Fractal Compression
Paul Cockshott

Fractal geometry is a relatively new field that appears effective a describing the properties of many natural scenes.
It has also been shown to have applications to the compression of computer images.

Summary of Lecture
What are fractals
Fractal landscape generation
Iteratated functional systems
Indexing fractal mappings

Pythagoreans believed that the universe was number. General Platonist belief in the existence of ‘forms’ or ‘Ideas’, perfect geometric entities that exist independently of material embodiments.
Suitable for describing planets, or crystals, but classical geometry unable to deal with mountains or plants.
Fractals can describe the shape of many naturally occuring objects.
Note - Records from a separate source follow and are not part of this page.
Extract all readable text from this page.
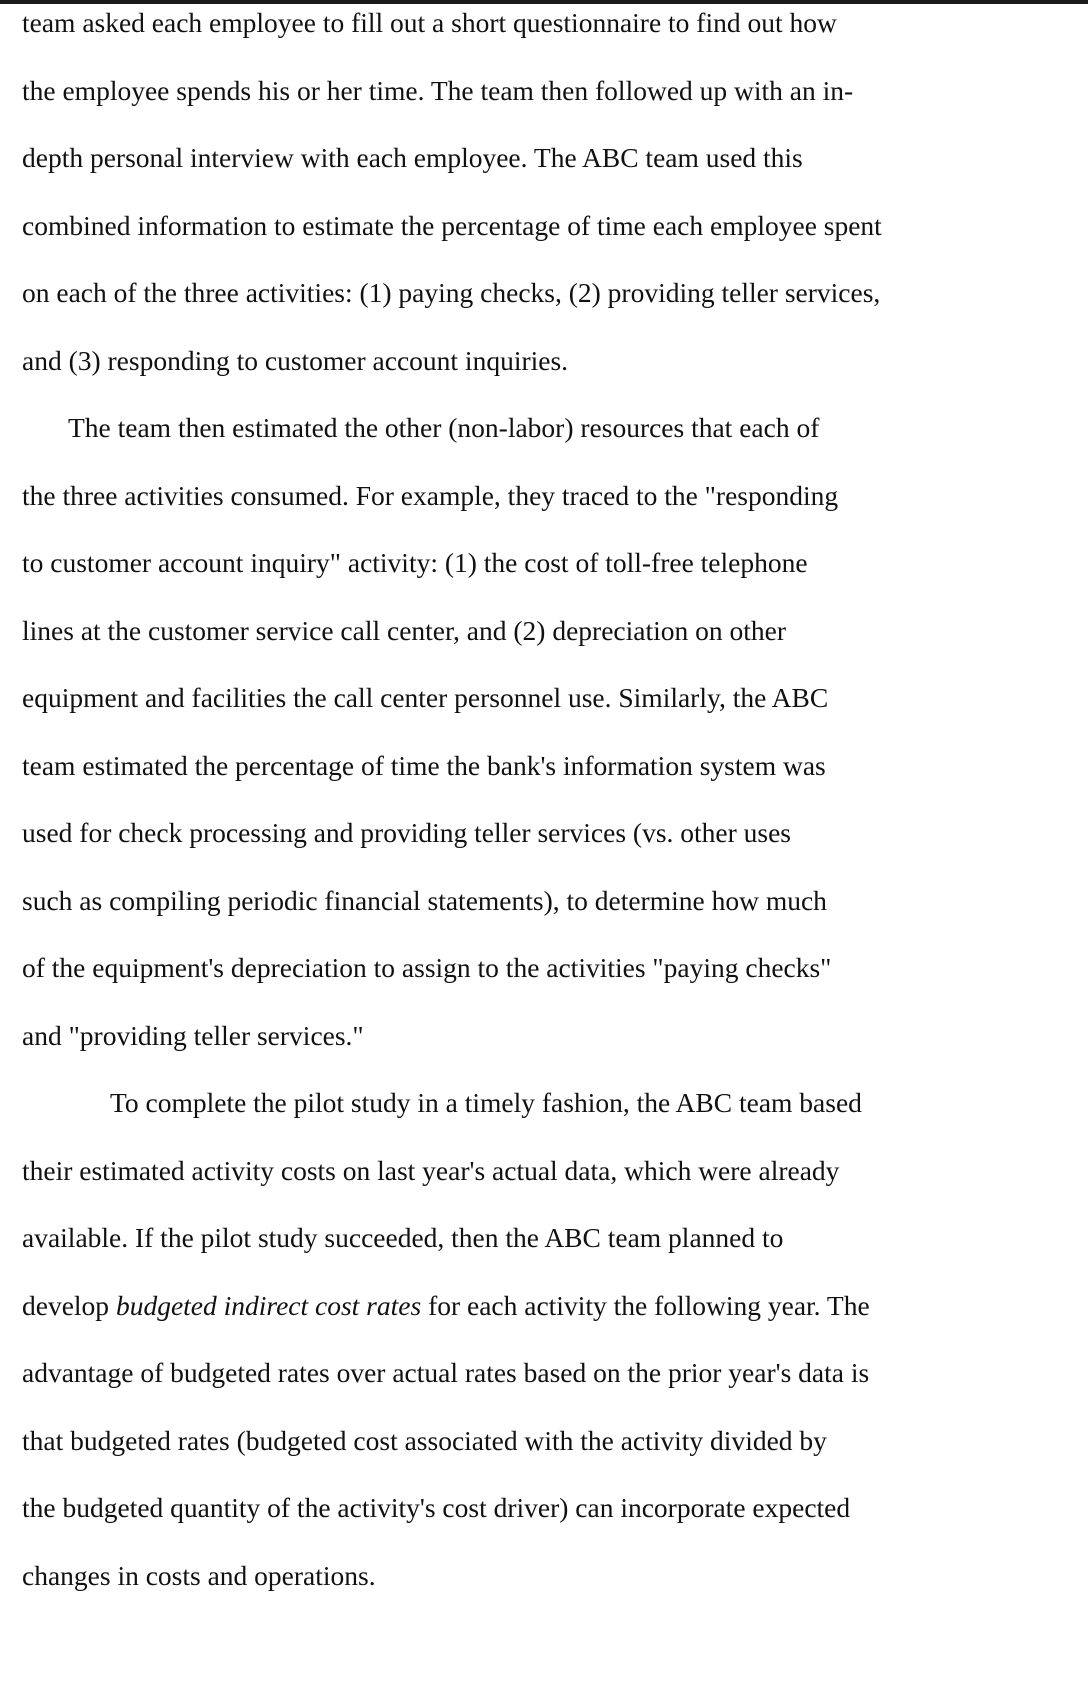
team asked each employee to fill out a short questionnaire to find out how
the employee spends his or her time. The team then followed up with an in-
depth personal interview with each employee. The ABC team used this
combined information to estimate the percentage of time each employee spent
on each of the three activities: (1) paying checks, (2) providing teller services,
and (3) responding to customer account inquiries.
The team then estimated the other (non-labor) resources that each of
the three activities consumed. For example, they traced to the "responding
to customer account inquiry" activity: (1) the cost of toll-free telephone
lines at the customer service call center, and (2) depreciation on other
equipment and facilities the call center personnel use. Similarly, the ABC
team estimated the percentage of time the bank's information system was
used for check processing and providing teller services (vs. other uses
such as compiling periodic financial statements), to determine how much
of the equipment's depreciation to assign to the activities "paying checks"
and "providing teller services."
To complete the pilot study in a timely fashion, the ABC team based
their estimated activity costs on last year's actual data, which were already
available. If the pilot study succeeded, then the ABC team planned to
develop budgeted indirect cost rates for each activity the following year. The
advantage of budgeted rates over actual rates based on the prior year's data is
that budgeted rates (budgeted cost associated with the activity divided by
the budgeted quantity of the activity's cost driver) can incorporate expected
changes in costs and operations.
Fractals supply the underlying geometry of much of nature
Fractals are self similar
Selfsimilarity implies repeated patterns
These can be used for compression

Fractal - an object which is self similar at a number of scales
Contractive transform - a mapping such that distances under some metric are shrunk
Iterated functional system - a set of contractive transforms applied to an image

Fractals of dimension 1 to 2
An example is a coast line
A section of coast in a 20 miles view looks much like a section in a 10 mile view.
Its length depends upon the scale at which we examine it. The small the scale we look at the more little wiggles there are. It is not of dimension 1 like a line, but neither does it completely fill an area.
It has fractional dimension between 1 and 2.

Creating a fractal line- fline(a,b)
Given points a,b find midpoint m
chose a point n at distance e from m
call fline(a,n), fline(n,b)
where e = d(a,b) k  r
and d measures distance, k a constant
r a random number between 0..1


Mandelbrot set
Mandelbrot set image obtained by plotting the escape time of the function
z=z2 + y
Escape defined by iterations till |z| >1
Set defined on the complex plane, with x real and y imaginary
Generates infinite recursion of detail

Contractive mappings
Large areas can be mapped to a similar smaller area
This may involve some rotation as well as scaling
A approximately mapped onto b by shrinking

Collage Theorem
There exists a set of contractive mappings such that each point in the image falls within the target area of at least one such mapping.

Constructing collage
A collage can be constructed by making a rectangular subdivision of the image and for each small rectangle finding a big rectangle that approximates it.
Thus small block B is approximated by big block A

The fractal transform
Convert image into description of a set of contractive mappings.
For each small square specify
the coordinates of the double-sized square that maps onto it
any rotation required
brightness and contrast adjustment

Coordinates of source
Block A derived from B at 17,78 with mirror imaging
A can thus be encoded as 17,78M

Brightness and contrast
Patch a is derived from b, but b has more contrast and is darker
We can perform a contractive mapping in the brightness space as follows
po = pi*c + k
po is output pixel
pi input pixel
c contrast adjustment <1
k brightness shift

Final encoding
For each square we send
x,y coords of big block, m for mirroring, r in range 0..3 for rotation, c contrast,k brightness
34 bits, for an 8x8 block containing 512 bits originally

Initially all blocks are uniform grey.
Replace all blocks with their sources under contractive mappings
This gives a blocky image with blocks set to brightnesses k.
Each iteration fills in more detail

Fixed point
As all mappings, both spatial and brightness are contractive, each iteration produces a smaller change in the picture than the last.
After about 8 iterations the picture no longer changes.
This is the fixed point of the iterated function series, and the final image.

Fractals encode self similarity
Collage theorem
Contractive mappings
Iteration to a fixed point

Where to get more information
“Fractals Everywhere”, by M. Barnsley

What do you find difficult about this?
Could you write a fractal compressor/decompressor?